Os ministros do Supremo Tribunal Federal (STF) iniciaram, nesta quarta-feira (27), às 9h, o julgamento em que decidirão se a demarcação em área contínua da Terra Indígena Raposa Serra do Sol, em Roraima, será mantida ou modificada. Está em jogo a permanência de menos de uma dezena de grandes produtores de arroz e 50 famílias de agricultores brancos em parte da área de 1,7 milhão de hectares, onde vivem 18 mil índios das etnias Macuxi, Wapichana, Patamona, Ingaricó e Taurepang.
Os brancos se recusam a deixar a reserva por não concordar com as indenizações propostas pela Fundação Nacional do Índio (Funai) após o decreto de homologação, de 15 de abril de 2005. Os índios reivindicam, sob o argumento de se tratarem de terras tradicionais, o direito de exercer a ocupação exclusiva da área, aguardada há décadas.
Ao todo, há no STF 33 ações que contestam a demarcação. A que será julgada hoje foi protocolada pelos senadores de Roraima Augusto Botelho (PT) e Mozarildo Cavalcanti (PTB). Eles sustentam que o laudo antropológico que resultou na demarcação em faixa contínua é falso e defendem a exclusão de áreas produtivas, sede de municípios e estradas. A decisão que for tomada pelo STF neste processo deverá ser estendida aos demais sobre o mesmo tema e influenciar o reconhecimento de outras terras indígenas no país.
"Nós vamos decidir sobre Raposa Serra do Sol. Mas se decidirmos a partir de coordenadas constitucionais objetivas, é evidente que isso servirá de parâmetro para todo processo demarcatório, se não os passados, ao menos os futuros", afirmou nesta semana o relator da ação, ministro Carlos Ayres Britto.
A tensão instalada em Roraima é um ingrediente a mais para a disputa. Em abril deste ano, uma operação da Polícia Federal (PF) para a retirada dos não-índios foi suspensa por liminar do próprio STF. Na época, pontes de acesso terra indígena foram destruídas e uma base de resistência armada foi montada na Vila Surumu sob a orientação do líder dos arrozeiros, Paulo César Quartiero, prefeito de Pacaraima (RR). Quartiero já foi preso duas vezes, uma delas em maio, quando índios foram baleados por funcionários do produtor ao tentar construir malocas nos limites de sua propriedade.
Nos últimos dias, índios e produtores intensificaram manifestações públicas e trocaram ameaças.

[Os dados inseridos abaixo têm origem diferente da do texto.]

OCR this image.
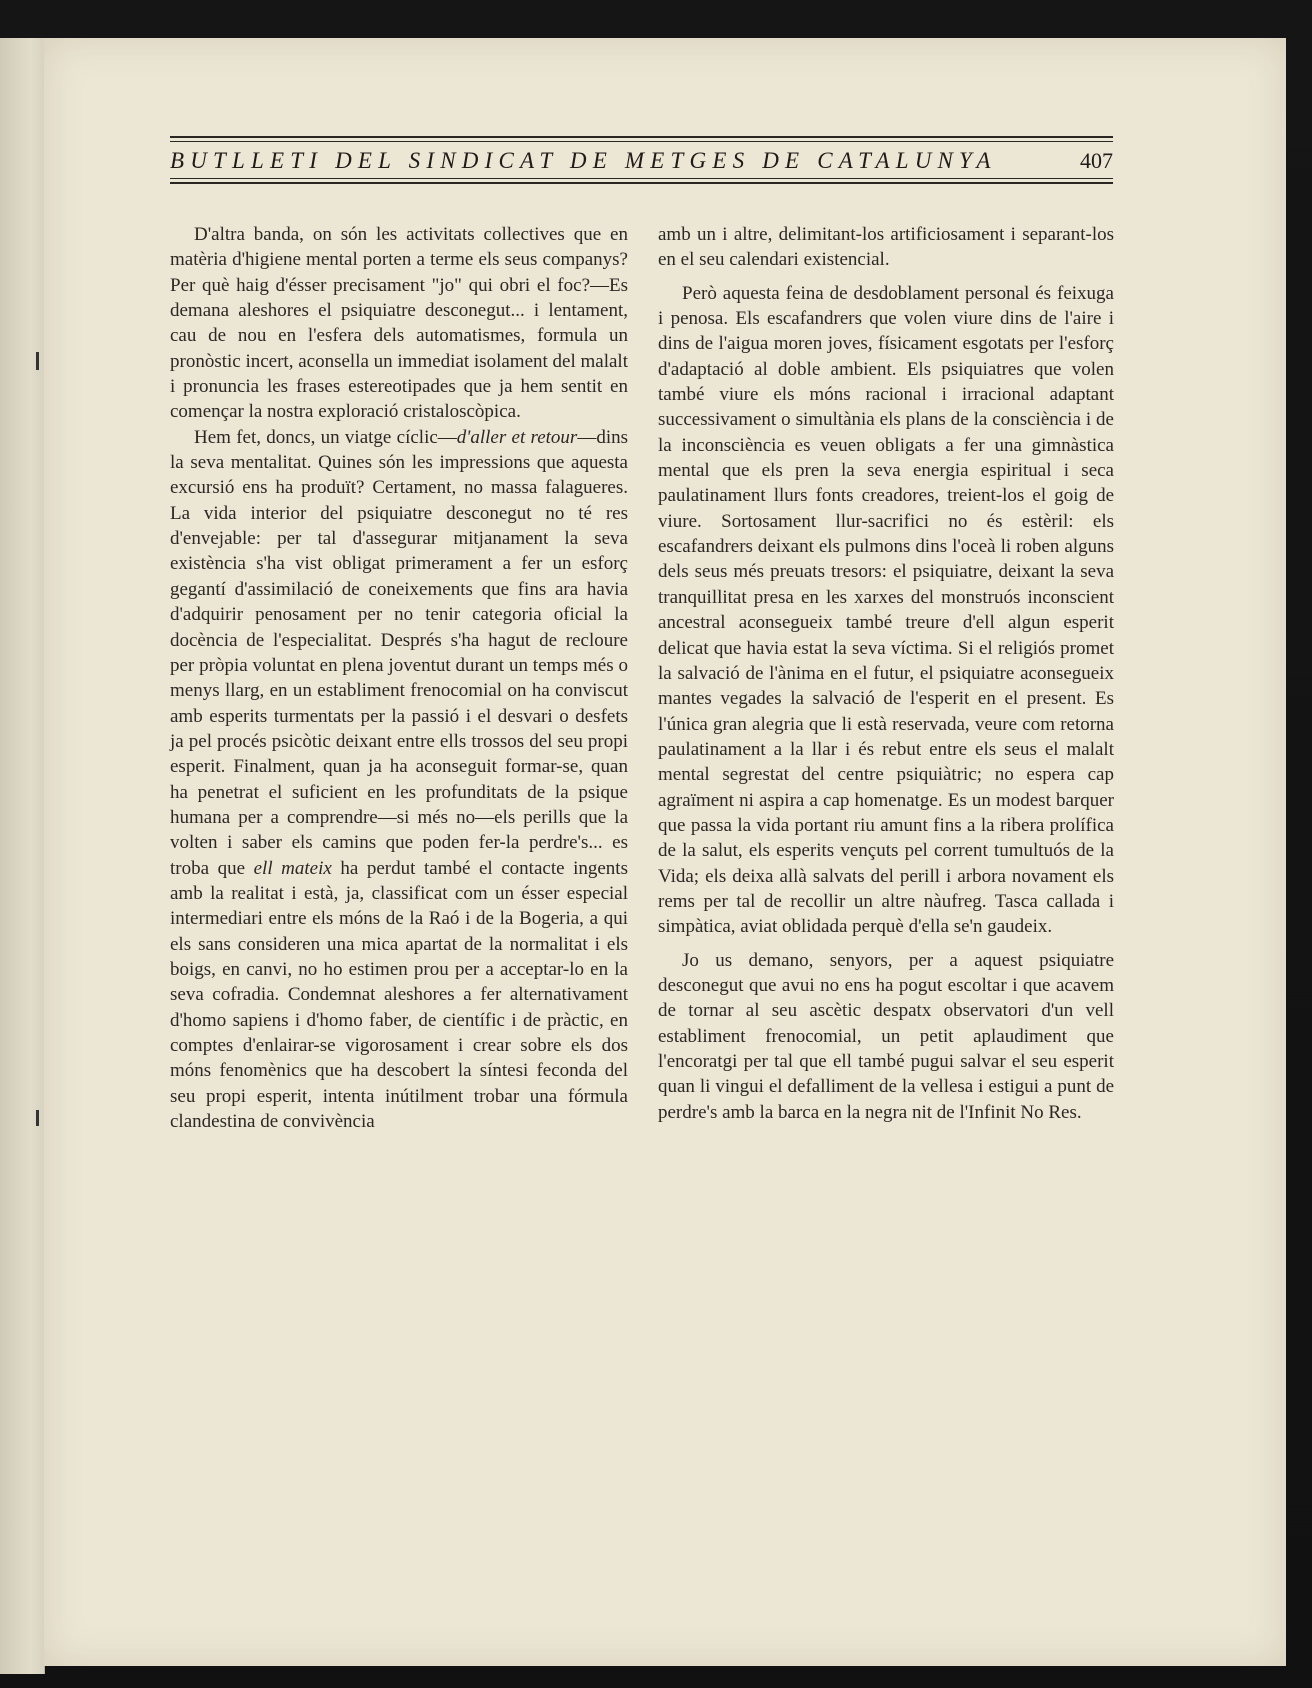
BUTLLETI DEL SINDICAT DE METGES DE CATALUNYA	407

D'altra banda, on són les activitats collectives que en matèria d'higiene mental porten a terme els seus companys? Per què haig d'ésser precisament "jo" qui obri el foc?—Es demana aleshores el psiquiatre desconegut... i lentament, cau de nou en l'esfera dels automatismes, formula un pronòstic incert, aconsella un immediat isolament del malalt i pronuncia les frases estereotipades que ja hem sentit en començar la nostra exploració cristaloscòpica.

Hem fet, doncs, un viatge cíclic—d'aller et retour—dins la seva mentalitat. Quines són les impressions que aquesta excursió ens ha produït? Certament, no massa falagueres. La vida interior del psiquiatre desconegut no té res d'envejable: per tal d'assegurar mitjanament la seva existència s'ha vist obligat primerament a fer un esforç gegantí d'assimilació de coneixements que fins ara havia d'adquirir penosament per no tenir categoria oficial la docència de l'especialitat. Després s'ha hagut de recloure per pròpia voluntat en plena joventut durant un temps més o menys llarg, en un establiment frenocomial on ha conviscut amb esperits turmentats per la passió i el desvari o desfets ja pel procés psicòtic deixant entre ells trossos del seu propi esperit. Finalment, quan ja ha aconseguit formar-se, quan ha penetrat el suficient en les profunditats de la psique humana per a comprendre—si més no—els perills que la volten i saber els camins que poden fer-la perdre's... es troba que ell mateix ha perdut també el contacte ingents amb la realitat i està, ja, classificat com un ésser especial intermediari entre els móns de la Raó i de la Bogeria, a qui els sans consideren una mica apartat de la normalitat i els boigs, en canvi, no ho estimen prou per a acceptar-lo en la seva cofradia. Condemnat aleshores a fer alternativament d'homo sapiens i d'homo faber, de científic i de pràctic, en comptes d'enlairar-se vigorosament i crear sobre els dos móns fenomènics que ha descobert la síntesi feconda del seu propi esperit, intenta inútilment trobar una fórmula clandestina de convivència

amb un i altre, delimitant-los artificiosament i separant-los en el seu calendari existencial.

Però aquesta feina de desdoblament personal és feixuga i penosa. Els escafandrers que volen viure dins de l'aire i dins de l'aigua moren joves, físicament esgotats per l'esforç d'adaptació al doble ambient. Els psiquiatres que volen també viure els móns racional i irracional adaptant successivament o simultània els plans de la consciència i de la inconsciència es veuen obligats a fer una gimnàstica mental que els pren la seva energia espiritual i seca paulatinament llurs fonts creadores, treient-los el goig de viure. Sortosament llur-sacrifici no és estèril: els escafandrers deixant els pulmons dins l'oceà li roben alguns dels seus més preuats tresors: el psiquiatre, deixant la seva tranquillitat presa en les xarxes del monstruós inconscient ancestral aconsegueix també treure d'ell algun esperit delicat que havia estat la seva víctima. Si el religiós promet la salvació de l'ànima en el futur, el psiquiatre aconsegueix mantes vegades la salvació de l'esperit en el present. Es l'única gran alegria que li està reservada, veure com retorna paulatinament a la llar i és rebut entre els seus el malalt mental segrestat del centre psiquiàtric; no espera cap agraïment ni aspira a cap homenatge. Es un modest barquer que passa la vida portant riu amunt fins a la ribera prolífica de la salut, els esperits vençuts pel corrent tumultuós de la Vida; els deixa allà salvats del perill i arbora novament els rems per tal de recollir un altre nàufreg. Tasca callada i simpàtica, aviat oblidada perquè d'ella se'n gaudeix.

Jo us demano, senyors, per a aquest psiquiatre desconegut que avui no ens ha pogut escoltar i que acavem de tornar al seu ascètic despatx observatori d'un vell establiment frenocomial, un petit aplaudiment que l'encoratgi per tal que ell també pugui salvar el seu esperit quan li vingui el defalliment de la vellesa i estigui a punt de perdre's amb la barca en la negra nit de l'Infinit No Res.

Pelos menos 300 agentes da Polícia Federal e da Força Nacional de Segurança monitoram a área.
Para tornar a questão ainda mais complexa, as próprias comunidades indígenas se dividem entre o apoio e o repúdio aos produtores de arroz, sentimentos potencializados pela influência religiosa. Comunidades evangélicas não se opõem permanência dos arrozeiros, enquanto as católicas querem a expulsão. Uns dizem que os produtores geram emprego, outros que eles degradam o meio ambiente e ameaçam as tradições indígenas.
O julgamento deverá durar pelo menos dois dias, caso não haja pedido de vista, e começará pela leitura do relatório do ministro Britto. Em seguida, várias partes interessadas deverão fazer sustentações orais. De um lado, a Advocacia Geral da União (AGU), a Funai e o Conselho de Indígenas de Roraima, em defesa da demarcação contínua. De outro, os autores da ação, o governo de Roraima e a associação dos arrozeiros do estado pela anulação da demarcação. A Procuradoria Geral da República também apresentará um parecer.
O relator revelará o seu voto, redigido em 108 páginas, após todas as partes se manifestarem. Nos últimos meses, todas as vezes em que foi questionado sobre a matéria, Ayres Britto evitou declarações conclusivas, mas revelou ter observado em visita Raposa Serra do Sol vazios demográficos. O presidente do STF, ministro Gilmar Mendes, chegou a declarar que a Constituição Federal oferece soluções adequadas para o impasse.